Have you ever wondered why the 3,000 species of female mosquitoes bite some people more often than others? And why are those welts so doggone itchy?
The females are the egg producers and need blood to fertilize their eggs. They lay multiple sets of eggs and need a blood meal for each group. Mosquitoes’ primary source of food is sugar, not blood. Both sexes eat mainly plant nectar and fruit juices. These sugars provide the energy they need to fly. They have to eat daily, and spend more time eating than biting.

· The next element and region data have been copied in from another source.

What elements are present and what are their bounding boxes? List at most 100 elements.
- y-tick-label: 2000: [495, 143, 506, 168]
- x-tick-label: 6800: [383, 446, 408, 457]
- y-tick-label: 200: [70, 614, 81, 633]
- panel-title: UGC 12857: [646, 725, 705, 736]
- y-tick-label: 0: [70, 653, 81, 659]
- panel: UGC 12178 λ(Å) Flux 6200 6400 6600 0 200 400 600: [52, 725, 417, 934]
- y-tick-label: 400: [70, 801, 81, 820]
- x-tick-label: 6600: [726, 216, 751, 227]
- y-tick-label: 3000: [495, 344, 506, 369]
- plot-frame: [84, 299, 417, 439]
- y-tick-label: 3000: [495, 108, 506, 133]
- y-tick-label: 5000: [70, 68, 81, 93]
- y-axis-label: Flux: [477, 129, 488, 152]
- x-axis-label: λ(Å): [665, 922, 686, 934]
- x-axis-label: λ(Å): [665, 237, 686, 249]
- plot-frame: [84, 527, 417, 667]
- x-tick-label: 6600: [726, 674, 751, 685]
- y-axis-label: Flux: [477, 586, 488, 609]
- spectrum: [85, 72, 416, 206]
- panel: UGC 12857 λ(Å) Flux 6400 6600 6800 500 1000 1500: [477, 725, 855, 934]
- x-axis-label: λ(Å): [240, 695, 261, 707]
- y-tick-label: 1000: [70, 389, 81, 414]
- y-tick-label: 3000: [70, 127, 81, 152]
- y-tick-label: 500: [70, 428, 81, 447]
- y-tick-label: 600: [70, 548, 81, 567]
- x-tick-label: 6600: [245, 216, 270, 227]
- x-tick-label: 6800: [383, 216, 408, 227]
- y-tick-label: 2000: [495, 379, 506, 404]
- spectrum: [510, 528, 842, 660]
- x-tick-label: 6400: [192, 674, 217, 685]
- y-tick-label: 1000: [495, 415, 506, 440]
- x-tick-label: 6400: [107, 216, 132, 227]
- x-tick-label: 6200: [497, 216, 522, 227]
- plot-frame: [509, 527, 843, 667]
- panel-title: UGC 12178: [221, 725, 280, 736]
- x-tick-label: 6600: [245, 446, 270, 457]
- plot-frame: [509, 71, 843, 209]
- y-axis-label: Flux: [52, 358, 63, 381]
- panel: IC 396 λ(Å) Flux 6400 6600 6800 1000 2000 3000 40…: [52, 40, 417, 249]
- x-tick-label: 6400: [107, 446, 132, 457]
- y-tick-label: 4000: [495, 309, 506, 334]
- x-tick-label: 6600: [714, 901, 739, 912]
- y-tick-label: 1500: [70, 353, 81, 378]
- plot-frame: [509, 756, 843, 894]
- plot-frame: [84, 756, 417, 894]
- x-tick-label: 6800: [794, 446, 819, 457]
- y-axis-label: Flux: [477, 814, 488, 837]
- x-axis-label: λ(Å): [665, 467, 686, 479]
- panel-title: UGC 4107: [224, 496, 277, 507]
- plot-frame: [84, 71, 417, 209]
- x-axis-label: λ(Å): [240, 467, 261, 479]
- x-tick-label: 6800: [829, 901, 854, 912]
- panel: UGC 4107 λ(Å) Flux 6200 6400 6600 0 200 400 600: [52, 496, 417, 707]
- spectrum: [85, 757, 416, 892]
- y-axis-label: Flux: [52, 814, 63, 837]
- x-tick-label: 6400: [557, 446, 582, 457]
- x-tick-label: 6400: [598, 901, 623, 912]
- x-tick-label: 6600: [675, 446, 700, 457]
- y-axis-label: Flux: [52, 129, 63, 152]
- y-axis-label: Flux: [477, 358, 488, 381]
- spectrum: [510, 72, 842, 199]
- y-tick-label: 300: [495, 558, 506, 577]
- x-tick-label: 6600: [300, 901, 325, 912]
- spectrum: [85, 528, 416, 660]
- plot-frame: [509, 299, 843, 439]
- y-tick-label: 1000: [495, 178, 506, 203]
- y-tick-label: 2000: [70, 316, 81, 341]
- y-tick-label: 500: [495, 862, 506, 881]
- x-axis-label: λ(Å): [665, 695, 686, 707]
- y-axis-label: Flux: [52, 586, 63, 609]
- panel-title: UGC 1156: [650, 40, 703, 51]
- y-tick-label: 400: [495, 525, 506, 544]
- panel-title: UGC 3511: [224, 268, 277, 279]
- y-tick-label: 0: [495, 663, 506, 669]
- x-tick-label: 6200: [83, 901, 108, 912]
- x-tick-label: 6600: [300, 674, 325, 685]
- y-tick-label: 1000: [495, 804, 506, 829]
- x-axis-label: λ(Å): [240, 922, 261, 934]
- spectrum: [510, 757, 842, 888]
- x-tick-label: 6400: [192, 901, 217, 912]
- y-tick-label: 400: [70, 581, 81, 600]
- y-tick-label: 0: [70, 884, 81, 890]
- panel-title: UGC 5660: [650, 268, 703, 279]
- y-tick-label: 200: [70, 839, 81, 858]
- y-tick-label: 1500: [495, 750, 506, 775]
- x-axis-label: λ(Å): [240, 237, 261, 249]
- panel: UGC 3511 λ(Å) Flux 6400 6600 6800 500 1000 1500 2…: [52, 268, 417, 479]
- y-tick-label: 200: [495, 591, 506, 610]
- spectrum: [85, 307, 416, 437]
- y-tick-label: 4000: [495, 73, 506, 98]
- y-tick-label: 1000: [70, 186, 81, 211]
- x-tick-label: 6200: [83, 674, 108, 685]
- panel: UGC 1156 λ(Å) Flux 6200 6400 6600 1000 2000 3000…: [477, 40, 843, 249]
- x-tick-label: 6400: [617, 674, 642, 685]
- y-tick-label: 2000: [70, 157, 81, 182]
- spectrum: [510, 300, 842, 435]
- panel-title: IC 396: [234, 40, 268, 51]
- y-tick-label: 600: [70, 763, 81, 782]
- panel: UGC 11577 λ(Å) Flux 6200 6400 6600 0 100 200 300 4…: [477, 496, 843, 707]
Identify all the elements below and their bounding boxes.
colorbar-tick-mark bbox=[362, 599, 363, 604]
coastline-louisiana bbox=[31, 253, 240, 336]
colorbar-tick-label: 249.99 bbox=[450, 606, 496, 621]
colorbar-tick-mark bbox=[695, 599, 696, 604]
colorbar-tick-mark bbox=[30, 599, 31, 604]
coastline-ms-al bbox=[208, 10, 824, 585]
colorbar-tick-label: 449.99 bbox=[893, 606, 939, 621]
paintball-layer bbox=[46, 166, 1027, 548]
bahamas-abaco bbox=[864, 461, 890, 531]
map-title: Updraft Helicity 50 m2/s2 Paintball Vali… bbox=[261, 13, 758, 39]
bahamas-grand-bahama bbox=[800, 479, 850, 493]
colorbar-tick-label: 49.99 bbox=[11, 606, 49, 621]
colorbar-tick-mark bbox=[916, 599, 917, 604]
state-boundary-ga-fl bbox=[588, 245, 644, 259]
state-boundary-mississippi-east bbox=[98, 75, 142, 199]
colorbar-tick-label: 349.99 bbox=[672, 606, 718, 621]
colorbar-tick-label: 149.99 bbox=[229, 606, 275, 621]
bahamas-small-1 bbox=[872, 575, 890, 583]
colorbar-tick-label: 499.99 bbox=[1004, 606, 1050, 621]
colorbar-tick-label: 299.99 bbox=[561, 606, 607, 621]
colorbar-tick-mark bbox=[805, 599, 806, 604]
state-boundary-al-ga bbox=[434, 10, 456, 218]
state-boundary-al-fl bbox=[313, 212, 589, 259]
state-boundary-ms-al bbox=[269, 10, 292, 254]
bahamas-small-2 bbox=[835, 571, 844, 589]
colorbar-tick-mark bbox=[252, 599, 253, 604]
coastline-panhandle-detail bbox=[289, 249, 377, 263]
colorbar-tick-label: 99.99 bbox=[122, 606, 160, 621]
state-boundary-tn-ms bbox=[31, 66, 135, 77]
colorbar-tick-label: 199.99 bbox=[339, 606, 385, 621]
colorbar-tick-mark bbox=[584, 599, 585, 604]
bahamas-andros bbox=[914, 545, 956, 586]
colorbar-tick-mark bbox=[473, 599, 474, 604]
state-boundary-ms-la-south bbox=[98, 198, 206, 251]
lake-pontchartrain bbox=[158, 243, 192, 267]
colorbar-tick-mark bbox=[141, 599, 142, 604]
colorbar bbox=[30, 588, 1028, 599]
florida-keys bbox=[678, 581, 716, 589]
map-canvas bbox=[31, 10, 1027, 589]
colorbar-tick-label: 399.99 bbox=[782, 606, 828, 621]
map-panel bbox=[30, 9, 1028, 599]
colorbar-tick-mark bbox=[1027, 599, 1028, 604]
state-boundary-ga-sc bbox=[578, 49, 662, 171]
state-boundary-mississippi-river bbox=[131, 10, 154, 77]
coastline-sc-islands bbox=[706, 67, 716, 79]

You could be one hundred feet from a female mosquito and she will find you. Mosquitoes use the carbon dioxide that we and other mammals exhale as their primary cue to our location. Once they have landed, they rely on attractants like folic acid to convince them that we are an acceptable blood host. Sometimes perfumes, soap and hairspray can conceal these chemical cues. They can see your clothing, and if it moves they recognize life and hence an impending blood meal. Female mosquitoes, if close enough, can detect your body heat and they love perspiration.
What about those pesky mosquito welts? When the female bite pierces the skin, she injects a touch of saliva, which contains an anti-clotting chemical, so she can efficiently suck the blood through her tiny feeding canal without it clogging. The welt, an allergic reaction to the saliva, normally disappears in one day, but some people are super sensitive and can experience problems for a week or more.
Organized mosquito control is essential to protect both humans and animals from disease. In some parts of Africa mosquitoes transmit malaria and yellow fever by taking deadly parasites from one source and depositing them into her next host. Thankfully, the AIDS virus cannot be transferred by her bite, because she eats the virus as food. Dogs can contract heart worm from mosquito bites, when a potentially fatal worm grows in their hearts. Scientists are seeking a molecule that is harmless to humans, but would force the mosquitoes to hold onto nitrogen, which would kill both the females and their progeny-thus slowing down the spread of disease. In a world where both mosquitoes and the diseases they carry are becoming resistant to insecticides and medicines, finding new ways to fight them is crucial.
If you have a propensity to mosquito bites, there are some precautions you can take to minimize and possibly eliminate these annoying insects. Mosquitoes spend a lot of time in standing water before reaching adulthood. So you must eliminate as much water as you can, like old tires, tin cans and clogged roof gutters. Unused wading pools should be turned upside down; birdbaths and fountains should be changed every three days. Insecticide control may help, but overuse is counter-productive. If you are out and about and the mosquitoes are abounding, there are repellents that provide relief; creams, lotions and aerosol sprays for your limbs and torso. Mosquitoes are cold blooded, liking a temperature of 80 degrees Fahrenheit, and slow down when the weather cools to 60 degrees. If it’s below 50 degrees, they’re in hibernation.
Did you know that New Jersey is unofficially known as the “mosquito state?” Out of the 150 species in North America, 63 are living in Jersey? That’s a lot of mosquitoes! How many pints of blood is that anyway?